If that sounds disastrous – let’s just say that certain actors are not everyone’s idea of Scrooge, or Tiny Tim, or the Ghost of Christmas Past – and if a hammy celeb wrecking Dickens with excessive mugging seems like a recipe for a sure flop, consider that it actually depends on who is doing the show.
If it’s a serious attempt at a classic Dickens, a perennial that shows up on television every Christmas season, then in all likelihood the reviews the next day will be focusing on just how awful it was.
If, on the other hand, your aim is comedic mayhem, the chances of a successful production go through the roof.
Just ask Orlando’s Michael Wanzie. He knows a thing or two about this.
The playwright, actor and artistic director of the Footlight Theatre at the Parliament House Resort in downtown Orlando has spent the past few years giving audiences his very unique version of the Dickens saga – “Wanzie’s Glittering Star-Studded A Christmas Carol.” Also billed as “A Dickens-inspired Celebrity Cavalcade Holiday Spectacle,” this is less Dickens than over-the-top campy gay humor vaudeville – and quite unique comedic lunacy at that.
In putting together this P-House-inspired Dickens, Wanzie entices a number of very prominent celebrities to play the leading roles, including Liza Minnelli, Cher, Barbra Streisand, Rip Taylor and Marlee Matlin. The biggest coup is landing hunk Ryan Gosling to play Scrooge, but in the production I caught, it was announced at the start of the show that Gosling couldn’t make it, so the talent agency sent over a substitute – Carol Channing, star of Broadway and many a long-forgotten “Love Boat” episode. Can Carol truly deliver a convincing Scrooge? No – thankfully for us, as it turns out!

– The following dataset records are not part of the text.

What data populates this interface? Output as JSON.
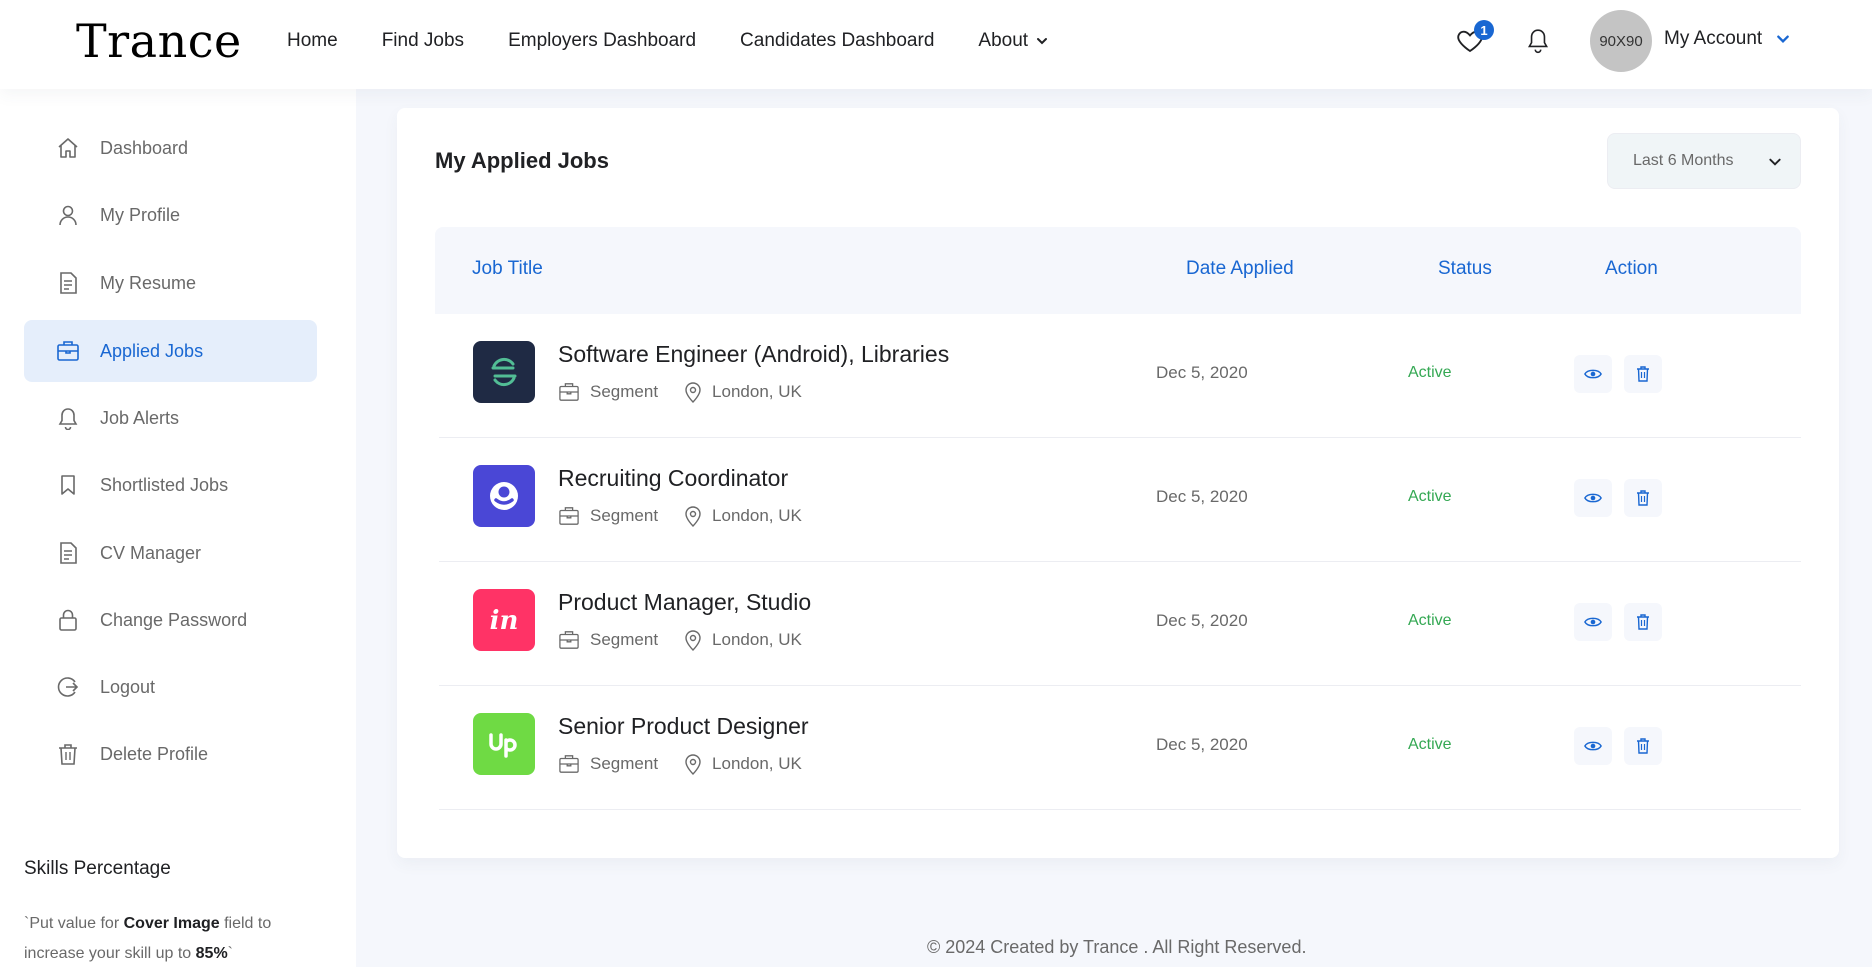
{
  "header": {
    "logo": "Trance",
    "nav": [
      {
        "label": "Home"
      },
      {
        "label": "Find Jobs"
      },
      {
        "label": "Employers Dashboard"
      },
      {
        "label": "Candidates Dashboard"
      },
      {
        "label": "About"
      }
    ],
    "wishlist_count": "1",
    "avatar_text": "90X90",
    "account_label": "My Account"
  },
  "sidebar": {
    "items": [
      {
        "label": "Dashboard",
        "icon": "home-icon"
      },
      {
        "label": "My Profile",
        "icon": "user-icon"
      },
      {
        "label": "My Resume",
        "icon": "document-icon"
      },
      {
        "label": "Applied Jobs",
        "icon": "briefcase-icon",
        "active": true
      },
      {
        "label": "Job Alerts",
        "icon": "bell-icon"
      },
      {
        "label": "Shortlisted Jobs",
        "icon": "bookmark-icon"
      },
      {
        "label": "CV Manager",
        "icon": "document-icon"
      },
      {
        "label": "Change Password",
        "icon": "lock-icon"
      },
      {
        "label": "Logout",
        "icon": "logout-icon"
      },
      {
        "label": "Delete Profile",
        "icon": "trash-icon"
      }
    ],
    "skills_title": "Skills Percentage",
    "skills_text_prefix": "`Put value for ",
    "skills_text_bold": "Cover Image",
    "skills_text_mid": " field to increase your skill up to ",
    "skills_text_pct": "85%",
    "skills_text_suffix": "`"
  },
  "main": {
    "title": "My Applied Jobs",
    "filter": "Last 6 Months",
    "columns": {
      "job_title": "Job Title",
      "date": "Date Applied",
      "status": "Status",
      "action": "Action"
    },
    "jobs": [
      {
        "title": "Software Engineer (Android), Libraries",
        "company": "Segment",
        "location": "London, UK",
        "date": "Dec 5, 2020",
        "status": "Active",
        "logo": "segment-logo",
        "logo_color": "#1f2a44"
      },
      {
        "title": "Recruiting Coordinator",
        "company": "Segment",
        "location": "London, UK",
        "date": "Dec 5, 2020",
        "status": "Active",
        "logo": "circle-logo",
        "logo_color": "#4a47d6"
      },
      {
        "title": "Product Manager, Studio",
        "company": "Segment",
        "location": "London, UK",
        "date": "Dec 5, 2020",
        "status": "Active",
        "logo": "invision-logo",
        "logo_color": "#ff3366"
      },
      {
        "title": "Senior Product Designer",
        "company": "Segment",
        "location": "London, UK",
        "date": "Dec 5, 2020",
        "status": "Active",
        "logo": "upwork-logo",
        "logo_color": "#6fda44"
      }
    ]
  },
  "footer": {
    "text": "© 2024 Created by Trance . All Right Reserved."
  },
  "colors": {
    "accent": "#1967d2",
    "status_active": "#34a853",
    "page_bg": "#f5f7fc"
  }
}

As you can well imagine, the show does not feature all those celebs under one roof, but rather Wanzie’s collection of theatrical favorites like Carol Lee, Miss Sammy, Doug White, Doug Ba’aser and Gidget Galore – drag performers more than capable of not only doing spot-on impersonations of those celebrities past and present, but also those Hollywood stars playing all those readily familiar Dickens characters. If that sounds confusing, hilarious is actually a better word.
Wanzie opens the show as the narrator, and starts to read the Dickens story when he gets the word that Gosling is out, Channing is in. She charges into the room with the subtlety of a bull in a China shop, ready to entertain in that uniquely Carol Channing way. In no time at all, she’s driving Wanzie up the wall.

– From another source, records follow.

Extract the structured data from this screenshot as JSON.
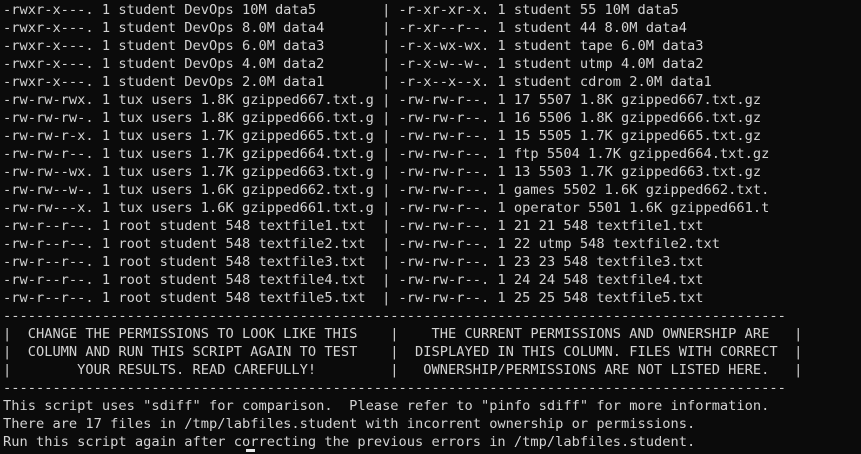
{
  "terminal": {
    "lines": [
      "-rwxr-x---. 1 student DevOps 10M data5        | -r-xr-xr-x. 1 student 55 10M data5",
      "-rwxr-x---. 1 student DevOps 8.0M data4       | -r-xr--r--. 1 student 44 8.0M data4",
      "-rwxr-x---. 1 student DevOps 6.0M data3       | -r-x-wx-wx. 1 student tape 6.0M data3",
      "-rwxr-x---. 1 student DevOps 4.0M data2       | -r-x-w--w-. 1 student utmp 4.0M data2",
      "-rwxr-x---. 1 student DevOps 2.0M data1       | -r-x--x--x. 1 student cdrom 2.0M data1",
      "-rw-rw-rwx. 1 tux users 1.8K gzipped667.txt.g | -rw-rw-r--. 1 17 5507 1.8K gzipped667.txt.gz",
      "-rw-rw-rw-. 1 tux users 1.8K gzipped666.txt.g | -rw-rw-r--. 1 16 5506 1.8K gzipped666.txt.gz",
      "-rw-rw-r-x. 1 tux users 1.7K gzipped665.txt.g | -rw-rw-r--. 1 15 5505 1.7K gzipped665.txt.gz",
      "-rw-rw-r--. 1 tux users 1.7K gzipped664.txt.g | -rw-rw-r--. 1 ftp 5504 1.7K gzipped664.txt.gz",
      "-rw-rw--wx. 1 tux users 1.7K gzipped663.txt.g | -rw-rw-r--. 1 13 5503 1.7K gzipped663.txt.gz",
      "-rw-rw--w-. 1 tux users 1.6K gzipped662.txt.g | -rw-rw-r--. 1 games 5502 1.6K gzipped662.txt.",
      "-rw-rw---x. 1 tux users 1.6K gzipped661.txt.g | -rw-rw-r--. 1 operator 5501 1.6K gzipped661.t",
      "-rw-r--r--. 1 root student 548 textfile1.txt  | -rw-rw-r--. 1 21 21 548 textfile1.txt",
      "-rw-r--r--. 1 root student 548 textfile2.txt  | -rw-rw-r--. 1 22 utmp 548 textfile2.txt",
      "-rw-r--r--. 1 root student 548 textfile3.txt  | -rw-rw-r--. 1 23 23 548 textfile3.txt",
      "-rw-r--r--. 1 root student 548 textfile4.txt  | -rw-rw-r--. 1 24 24 548 textfile4.txt",
      "-rw-r--r--. 1 root student 548 textfile5.txt  | -rw-rw-r--. 1 25 25 548 textfile5.txt",
      "-----------------------------------------------------------------------------------------------",
      "|  CHANGE THE PERMISSIONS TO LOOK LIKE THIS    |    THE CURRENT PERMISSIONS AND OWNERSHIP ARE   |",
      "|  COLUMN AND RUN THIS SCRIPT AGAIN TO TEST    |  DISPLAYED IN THIS COLUMN. FILES WITH CORRECT  |",
      "|        YOUR RESULTS. READ CAREFULLY!         |   OWNERSHIP/PERMISSIONS ARE NOT LISTED HERE.   |",
      "-----------------------------------------------------------------------------------------------",
      "This script uses \"sdiff\" for comparison.  Please refer to \"pinfo sdiff\" for more information.",
      "There are 17 files in /tmp/labfiles.student with incorrent ownership or permissions.",
      "Run this script again after correcting the previous errors in /tmp/labfiles.student."
    ]
  },
  "colors": {
    "background": "#0b0b0b",
    "foreground": "#d3d3d3",
    "cursor": "#e6e6e6"
  }
}
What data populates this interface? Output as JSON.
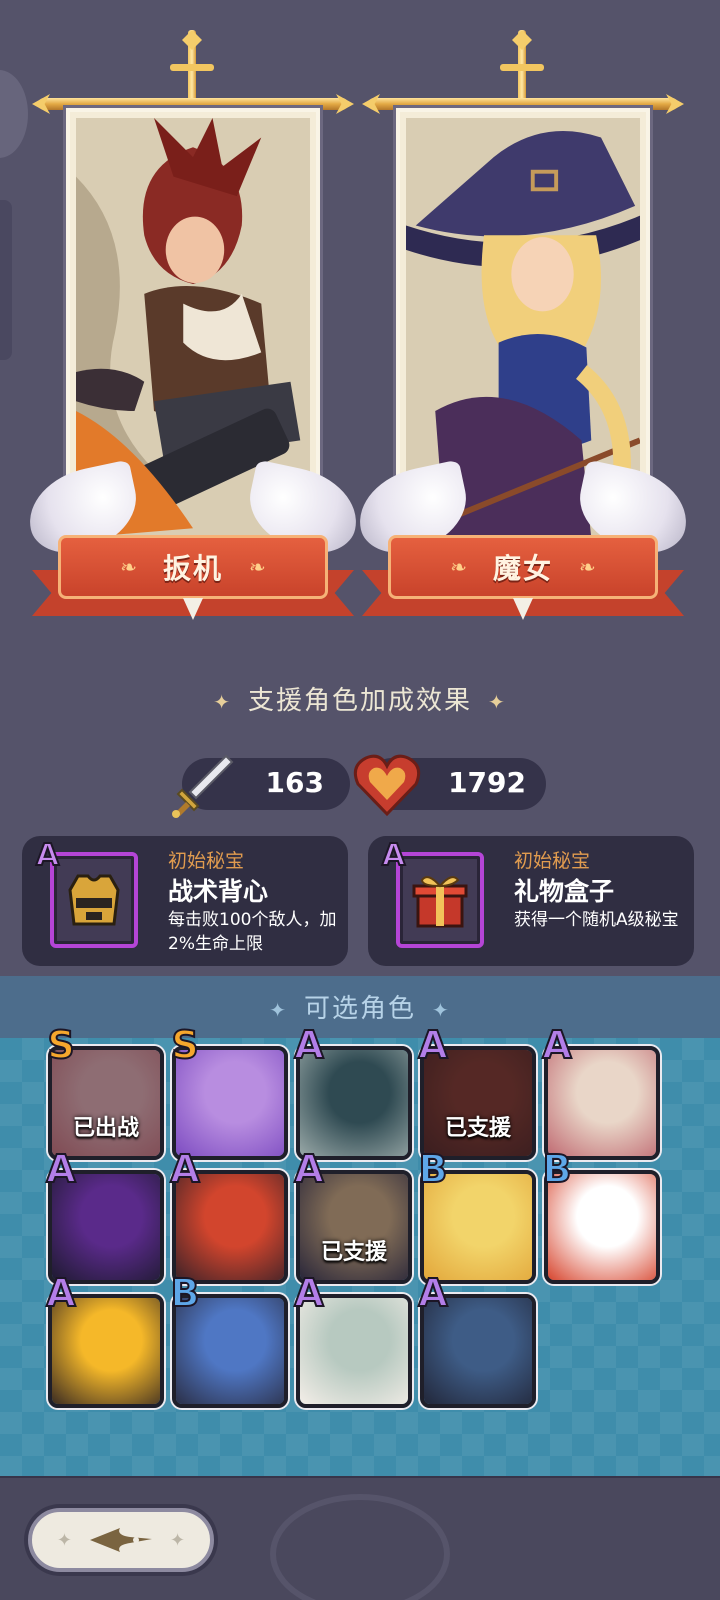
{
  "support_heroes": [
    {
      "name": "扳机",
      "flourish_left": "❧",
      "flourish_right": "❧"
    },
    {
      "name": "魔女",
      "flourish_left": "❧",
      "flourish_right": "❧"
    }
  ],
  "bonus_section": {
    "title": "支援角色加成效果",
    "flourish": "✦"
  },
  "stats": {
    "attack": "163",
    "health": "1792"
  },
  "relics": [
    {
      "grade": "A",
      "type": "初始秘宝",
      "name": "战术背心",
      "desc": "每击败100个敌人，加2%生命上限",
      "icon": "vest-icon"
    },
    {
      "grade": "A",
      "type": "初始秘宝",
      "name": "礼物盒子",
      "desc": "获得一个随机A级秘宝",
      "icon": "gift-box-icon"
    }
  ],
  "roster": {
    "title": "可选角色",
    "heroes": [
      {
        "grade": "S",
        "status": "已出战",
        "palette": [
          "#f3b7b9",
          "#d9787f"
        ]
      },
      {
        "grade": "S",
        "status": "",
        "palette": [
          "#b88de0",
          "#7d4cc1"
        ]
      },
      {
        "grade": "A",
        "status": "",
        "palette": [
          "#2f4a52",
          "#9aa9a8"
        ]
      },
      {
        "grade": "A",
        "status": "已支援",
        "palette": [
          "#8a3a2a",
          "#5a2620"
        ]
      },
      {
        "grade": "A",
        "status": "",
        "palette": [
          "#e9d6c8",
          "#c06a72"
        ]
      },
      {
        "grade": "A",
        "status": "",
        "palette": [
          "#5a2a8a",
          "#1e1a30"
        ]
      },
      {
        "grade": "A",
        "status": "",
        "palette": [
          "#d2452d",
          "#3c2228"
        ]
      },
      {
        "grade": "A",
        "status": "已支援",
        "palette": [
          "#d9b383",
          "#3a3550"
        ]
      },
      {
        "grade": "B",
        "status": "",
        "palette": [
          "#f2d46a",
          "#e2a63a"
        ]
      },
      {
        "grade": "B",
        "status": "",
        "palette": [
          "#ffffff",
          "#d7452e"
        ]
      },
      {
        "grade": "A",
        "status": "",
        "palette": [
          "#f5b829",
          "#3a2b22"
        ]
      },
      {
        "grade": "B",
        "status": "",
        "palette": [
          "#4f77c4",
          "#2b2f47"
        ]
      },
      {
        "grade": "A",
        "status": "",
        "palette": [
          "#b7c9c0",
          "#f4eee8"
        ]
      },
      {
        "grade": "A",
        "status": "",
        "palette": [
          "#3e5c86",
          "#22273a"
        ]
      }
    ]
  },
  "footer": {
    "back_icon": "back-arrow-icon"
  },
  "colors": {
    "background": "#55536a",
    "roster_bg": "#3f8dab",
    "relic_border": "#b545d7",
    "ribbon": "#d0482f"
  }
}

When Wanzie praises Channing, saying “Your reputation proceeds you,” she replies, “Aren’t you sweet, Fonzie.”
But that’s nothing compared to the moment when she starts reading the script with passion and drive and emotion – only, it’s the wrong script entirely. A furious Wanzie stops her in mid-sentence.
“So this isn’t Epcot?” Channing asks. “We’re not doing the Candlelight Processional?”

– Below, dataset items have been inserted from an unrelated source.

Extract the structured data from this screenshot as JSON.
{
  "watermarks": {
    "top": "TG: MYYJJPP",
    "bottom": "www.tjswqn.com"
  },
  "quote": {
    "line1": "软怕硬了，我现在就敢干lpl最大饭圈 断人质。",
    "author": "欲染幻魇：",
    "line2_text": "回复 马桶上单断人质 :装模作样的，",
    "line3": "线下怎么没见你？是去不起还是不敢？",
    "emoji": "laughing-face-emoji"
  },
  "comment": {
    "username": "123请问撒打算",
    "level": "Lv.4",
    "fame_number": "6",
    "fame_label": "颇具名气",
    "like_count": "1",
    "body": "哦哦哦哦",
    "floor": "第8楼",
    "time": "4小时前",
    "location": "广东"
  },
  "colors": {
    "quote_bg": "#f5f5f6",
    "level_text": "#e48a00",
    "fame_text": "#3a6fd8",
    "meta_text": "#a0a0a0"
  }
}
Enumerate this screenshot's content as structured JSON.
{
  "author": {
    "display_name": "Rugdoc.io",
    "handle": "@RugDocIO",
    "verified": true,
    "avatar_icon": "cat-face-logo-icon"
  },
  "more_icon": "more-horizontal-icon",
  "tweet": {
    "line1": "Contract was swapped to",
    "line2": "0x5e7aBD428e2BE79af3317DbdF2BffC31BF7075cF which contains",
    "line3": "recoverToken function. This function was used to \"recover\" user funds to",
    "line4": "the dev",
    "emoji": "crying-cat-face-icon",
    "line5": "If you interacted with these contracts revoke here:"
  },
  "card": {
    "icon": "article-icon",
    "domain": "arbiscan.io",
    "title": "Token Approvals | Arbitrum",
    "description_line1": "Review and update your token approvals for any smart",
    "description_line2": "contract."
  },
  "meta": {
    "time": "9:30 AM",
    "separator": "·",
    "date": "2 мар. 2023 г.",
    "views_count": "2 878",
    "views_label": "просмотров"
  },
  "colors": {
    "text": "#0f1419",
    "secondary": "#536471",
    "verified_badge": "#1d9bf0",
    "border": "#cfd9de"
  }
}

Wanzie explodes with anger, the audience explodes in laughter, and it’s still just the start of the show, and it’s only going to get better.
The sheer pleasure of “Wanzie’s Glittering Star-Studded A Christmas Carol” is watching the so-called celebrities being unable to resist playing themselves more than Dickens’ characters – and the ingenious way Wanzie’s performers manage to crank up the comedy as successfully as the imitations.
Miss Sammy, for example, does a great impersonation of both Cher and Lucille Ball – quite an accomplishment considering the huge differences between those two performers, while Gidget Galore does a side-splitting version of Liza aiming for pathos as she goes for the most heartstring-tugging Tiny Tim ever.
Ba’aser has his own scene-stealing moments as both a campy Rip Taylor and, even more hilariously, Marlee Matlin. Watch Ba’aser doing Matlin as she, too, attempts grand pathos — in this case, with over-the-top sign language and gestures, not to mention overheated facial expressions — and you’ll understand what great visual comedy is all about.
If there’s one major disappointment in this production, it’s that this will be the last one. Wanzie announced on Nov. 12 that this would be “The 4th (and final) annual presentation” of this holiday show, as the playwright prepares to move on to something else.
The desire to tackle new challenges is understandable, but as this latest revival of “Wanzie’s Glittering Star-Studded A Christmas Carol” so richly demonstrates, it was a funny idea to begin with, beautifully executed by comedians who know exactly what they’re doing, and do it so very well.
The Footlight Theatre is at the Parliament House Resort at 410 N. Orange Blossom Trail in downtown Orlando, and the show runs Saturdays on Dec. 8, 15 and 22 at 7:30 p.m.
Tickets are $16 with advance reservations, which can be made by calling 407-540-0317 or logging on to Wanzie.com or $20 at the door, if available.